ENGLISH, SCOTS, and IRISHMEN,
All that are in VALOUR'S ken!
Shield your KING: and flock agen
    Where his sacred Banners fly!
Now's the day, and now's the hour,
Frenchmen would the Land devour—
Will ye wait till they come o'er
    To give ye Chains and Slavery?

Who would be a Frenchman's slave?
Who would truckle to the Knave?
Who would shun a glorious grave
    For worse than death, for—infamy?
To see your Liberties expire—
Your Temples smoke, your Fleets on fire!
That's a Frenchman's sole desire—
    That's your fate, or Liberty!

Robb'd of all that sweetens life,
Tranquil home, and happy wife!
Reeking from the villain's knife,
    Yonder harmless Peasant see—
Prostrate near him on the heath
A ruin'd Daughter gasps for breath!
Frenchmen riot in their death—
    That's to them a luxury!

In fancy'd conquest over you,
The Tyrant tells his tiger-crew—
If chains will not your minds subdue,
    Nor exile, stripes, and poverty,
Then, when the Land is all defil'd,
He'll butcher woman, man and child—
He'll turn your gardens to a wild—
    Your Courts to caves of misery!

Mothers, Sisters, Sweethearts dear,
All that VIRTUE gives us here!
Can your Sons or Lovers fear
    When Frenchmen threaten slavery?
O! no!—In hosts of VOLUNTEERS,
The GENIUS of the ISLE appears!
With dauntless breast, BRITANNIA rears
    Her arm, and points to VICTORY!

IRISH, SCOTS and ENGLISHMEN
All that WORTH and VALOUR ken!
Shield your KING; and flock agen
    Where his sacred Banners fly!
Now's the day, and now's the hour,
Frenchmen would the Land devour—
To arms! to arms! and make them cow'r,
    Or meet their certain destiny!


Notes

1. A Scottish poet, Mayne (1759-1836) began his career as a printer in the office of the Dumfries Journal.

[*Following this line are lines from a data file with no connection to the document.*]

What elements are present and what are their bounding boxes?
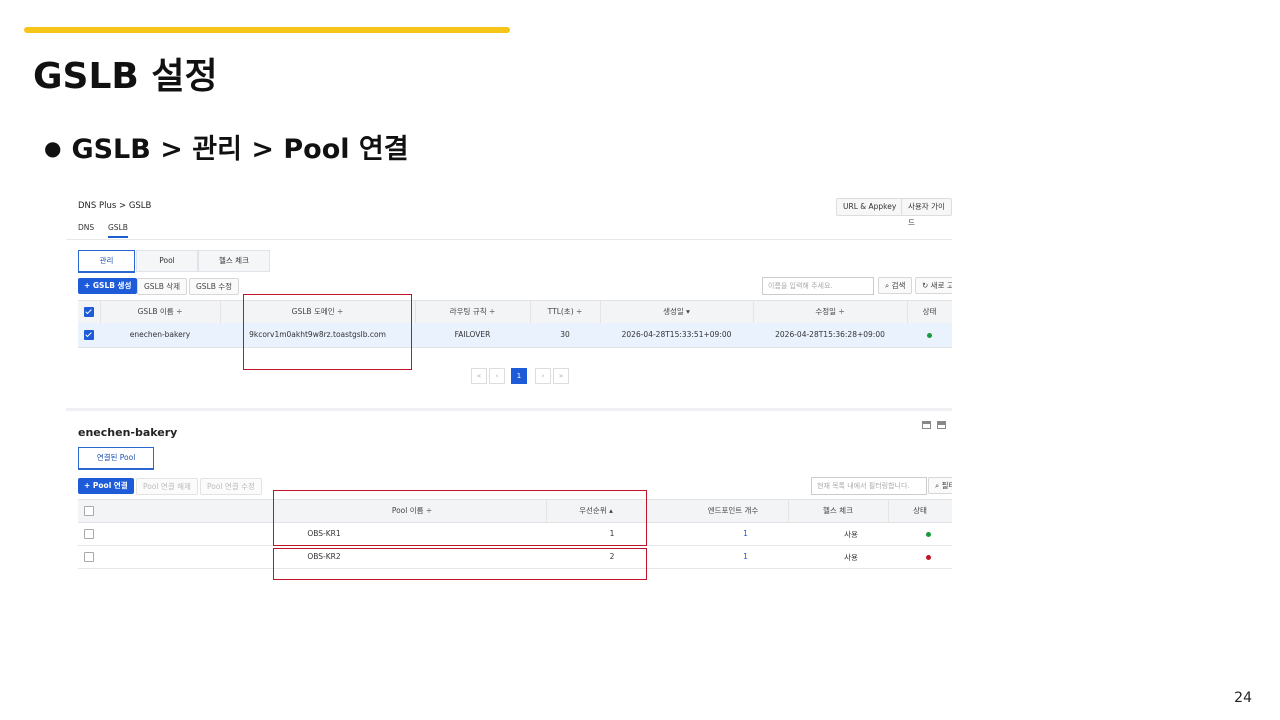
- tab-health-check[interactable]: 헬스 체크: [198, 250, 270, 272]
- header-gslb-name[interactable]: GSLB 이름 ÷: [100, 301, 221, 323]
- subnav-divider: [66, 239, 952, 240]
- cell-endpoint-count[interactable]: 1: [678, 552, 813, 561]
- tab-pool[interactable]: Pool: [136, 250, 198, 272]
- header-select-all[interactable]: [78, 500, 100, 522]
- cell-created: 2026-04-28T15:33:51+09:00: [621, 330, 732, 339]
- filter-label: 필터: [941, 481, 952, 490]
- status-dot-icon: [927, 333, 932, 338]
- cell-endpoint-count[interactable]: 1: [678, 529, 813, 538]
- tab-manage[interactable]: 관리: [78, 250, 135, 273]
- checkbox-icon[interactable]: [84, 330, 94, 340]
- title-accent-bar: [24, 27, 510, 33]
- header-status: 상태: [913, 506, 927, 515]
- status-cell: [908, 553, 948, 562]
- filter-input[interactable]: 현재 목록 내에서 필터링합니다.: [811, 477, 927, 495]
- pager-last-button[interactable]: »: [553, 368, 569, 384]
- gslb-table-header: GSLB 이름 ÷ GSLB 도메인 ÷ 라우팅 규칙 ÷ TTL(초) ÷ 생…: [78, 300, 952, 324]
- user-guide-button[interactable]: 사용자 가이드: [901, 198, 952, 227]
- highlight-box-pool-kr2: [273, 548, 647, 580]
- status-dot-icon: [925, 555, 931, 560]
- checkbox-icon[interactable]: [84, 552, 94, 562]
- search-icon: ⌕: [885, 281, 892, 290]
- checkbox-icon[interactable]: [84, 529, 94, 539]
- layout-maximize-icon[interactable]: [937, 421, 946, 429]
- header-ttl[interactable]: TTL(초) ÷: [530, 301, 601, 323]
- header-health-check: 헬스 체크: [788, 500, 889, 522]
- gslb-edit-button[interactable]: GSLB 수정: [189, 278, 240, 295]
- section-divider: [66, 408, 952, 411]
- header-status: 상태: [922, 307, 937, 316]
- page-number: 24: [1234, 690, 1252, 706]
- cell-ttl: 30: [560, 330, 570, 339]
- highlight-box-pool-kr1: [273, 490, 647, 546]
- search-label: 검색: [891, 281, 906, 290]
- refresh-icon: ↻: [922, 281, 931, 290]
- checkbox-icon[interactable]: [84, 307, 94, 317]
- search-button[interactable]: ⌕ 검색: [878, 277, 913, 294]
- pool-connect-button[interactable]: + Pool 연결: [78, 478, 134, 494]
- layout-split-icon[interactable]: [922, 421, 931, 429]
- pool-disconnect-button[interactable]: Pool 연결 해제: [136, 478, 198, 495]
- filter-button[interactable]: ⌕ 필터: [928, 477, 952, 494]
- pool-modify-button[interactable]: Pool 연결 수정: [200, 478, 262, 495]
- gslb-delete-button[interactable]: GSLB 삭제: [137, 278, 188, 295]
- bullet-path: ● GSLB > 관리 > Pool 연결: [44, 131, 409, 170]
- pager-prev-button[interactable]: ‹: [489, 368, 505, 384]
- refresh-button[interactable]: ↻ 새로 고: [915, 277, 952, 294]
- detail-title: enechen-bakery: [78, 426, 178, 439]
- cell-gslb-name: enechen-bakery: [129, 330, 191, 339]
- cell-modified: 2026-04-28T15:36:28+09:00: [775, 330, 885, 339]
- header-routing-rule[interactable]: 라우팅 규칙 ÷: [415, 301, 531, 323]
- search-icon: ⌕: [935, 481, 942, 490]
- row-checkbox[interactable]: [78, 330, 100, 342]
- header-created[interactable]: 생성일 ▾: [600, 301, 754, 323]
- cell-health-check: 사용: [844, 553, 858, 562]
- status-dot-icon: [925, 532, 931, 537]
- refresh-label: 새로 고: [930, 281, 952, 290]
- pager-first-button[interactable]: «: [471, 368, 487, 384]
- subnav-dns[interactable]: DNS: [78, 223, 94, 232]
- subnav-gslb[interactable]: GSLB: [108, 223, 128, 238]
- table-row[interactable]: enechen-bakery 9kcorv1m0akht9w8rz.toastg…: [78, 323, 952, 348]
- slide-title: GSLB 설정: [33, 56, 218, 97]
- pager-page-1[interactable]: 1: [511, 368, 527, 384]
- highlight-box-gslb-domain: [243, 294, 412, 370]
- row-checkbox[interactable]: [78, 552, 100, 564]
- status-cell: [908, 530, 948, 539]
- cell-health-check: 사용: [844, 530, 858, 539]
- checkbox-icon[interactable]: [84, 506, 94, 516]
- header-modified[interactable]: 수정일 ÷: [753, 301, 908, 323]
- url-appkey-button[interactable]: URL & Appkey: [836, 198, 904, 216]
- bullet-text: GSLB > 관리 > Pool 연결: [71, 134, 409, 165]
- search-input[interactable]: 이름을 입력해 주세요.: [762, 277, 874, 295]
- bullet-dot-icon: ●: [44, 136, 62, 160]
- pager-next-button[interactable]: ›: [535, 368, 551, 384]
- breadcrumb[interactable]: DNS Plus > GSLB: [78, 201, 151, 211]
- gslb-create-button[interactable]: + GSLB 생성: [78, 278, 138, 294]
- header-select-all[interactable]: [78, 301, 101, 323]
- row-checkbox[interactable]: [78, 529, 100, 541]
- cell-routing-rule: FAILOVER: [454, 330, 491, 339]
- status-cell: [907, 331, 952, 340]
- tab-connected-pool[interactable]: 연결된 Pool: [78, 447, 154, 470]
- header-endpoint-count: 엔드포인트 개수: [678, 500, 789, 522]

He went to London in 1787 where he became proprietor and joint editor of TheStar. His long poem, Siller Gun, expanded over a period 1777-1836, was considered by Walter Scott to be superior to anything of Ferguson and close to Burns (Lady of the Lake, v. 20.).

2. Also circulated as a broadside in 1803, see The Warning Drum, pp. 173-174; The Anti-Gallican (1804), pp. 38-39.